Water chemistry affects different bat species in different ways. For instance, one study found that certain species in Israel’s Negev Desert, such as the lesser horseshoe bat (Rhinolophus hipposideros), avoided drinking water of lower quality, while other species appeared to be more pollution-tolerant.
Scientists are still trying to discern whether and how well bats tolerate salty drinking water. A study from western Australia suggests that elevated salt levels in surface waters due to gold mining may decrease bat activity, foraging, and drinking. If this is true, people living in those areas could detect changes in water quality, such as increased salinity, by gauging activities and drinking patterns of sensitive bat species. With new tools such as bat detectors for smartphones, this is becoming easier and cheaper than testing water samples in labs.
Water quality challenges aren’t limited to distant deserts or cities in arid regions such as Cape Town, South Africa. In my New Jersey coastal hometown, production wells pump freshwater from about 900 feet below ground out of the Kirkwood-Cohansey aquifer system. As water levels decline in the aquifer, saltwater enters pores previously filled with freshwater. Saltwater is currently approaching my county’s wells at a rate of about 300 yards per year.
In addition to groundwater pumping, paved surfaces and deicing road saltshave increased salt concentrations in bodies of freshwater across the United States, threatening the state of our drinking water at vast scales.

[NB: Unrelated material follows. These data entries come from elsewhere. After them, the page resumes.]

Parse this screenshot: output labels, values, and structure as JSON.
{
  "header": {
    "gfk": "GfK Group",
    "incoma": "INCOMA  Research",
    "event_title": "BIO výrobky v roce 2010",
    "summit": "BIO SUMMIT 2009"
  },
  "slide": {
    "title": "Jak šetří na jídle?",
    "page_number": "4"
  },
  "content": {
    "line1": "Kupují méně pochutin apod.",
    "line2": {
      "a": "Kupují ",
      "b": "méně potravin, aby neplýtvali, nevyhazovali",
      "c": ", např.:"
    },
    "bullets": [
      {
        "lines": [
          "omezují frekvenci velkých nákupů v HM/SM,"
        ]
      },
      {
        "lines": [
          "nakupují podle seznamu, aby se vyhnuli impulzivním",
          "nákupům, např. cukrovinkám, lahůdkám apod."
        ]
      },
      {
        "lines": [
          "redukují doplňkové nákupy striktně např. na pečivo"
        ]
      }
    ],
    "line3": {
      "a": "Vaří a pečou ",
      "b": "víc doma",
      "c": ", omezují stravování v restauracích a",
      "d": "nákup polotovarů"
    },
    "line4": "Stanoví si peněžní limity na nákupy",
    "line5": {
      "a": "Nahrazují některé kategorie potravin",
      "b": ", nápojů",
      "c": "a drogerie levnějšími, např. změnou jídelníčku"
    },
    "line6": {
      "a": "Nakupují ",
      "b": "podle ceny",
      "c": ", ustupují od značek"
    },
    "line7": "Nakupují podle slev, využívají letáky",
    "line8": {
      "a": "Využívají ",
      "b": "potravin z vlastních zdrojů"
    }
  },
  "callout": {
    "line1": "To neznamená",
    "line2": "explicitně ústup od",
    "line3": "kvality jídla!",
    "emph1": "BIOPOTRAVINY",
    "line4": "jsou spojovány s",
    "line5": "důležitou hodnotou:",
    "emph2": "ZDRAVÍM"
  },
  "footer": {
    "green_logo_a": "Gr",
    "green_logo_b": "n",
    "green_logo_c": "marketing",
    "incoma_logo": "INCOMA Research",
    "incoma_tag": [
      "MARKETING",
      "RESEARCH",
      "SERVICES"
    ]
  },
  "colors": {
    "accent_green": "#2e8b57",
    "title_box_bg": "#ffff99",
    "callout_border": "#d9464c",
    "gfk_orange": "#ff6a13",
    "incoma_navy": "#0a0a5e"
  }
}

Bats’ potential as environmental indicators is just the latest reason for studying and conserving these important creatures. Worldwide, about one-third of bat species are endangered, vulnerable to extinction or “data deficient,” meaning that scientists know too little to make judgments about their status. But with effective protection, monitoring sensitive bat species soon could be a viable way to find clean water in the far reaches of remote deserts—or even the rural United States.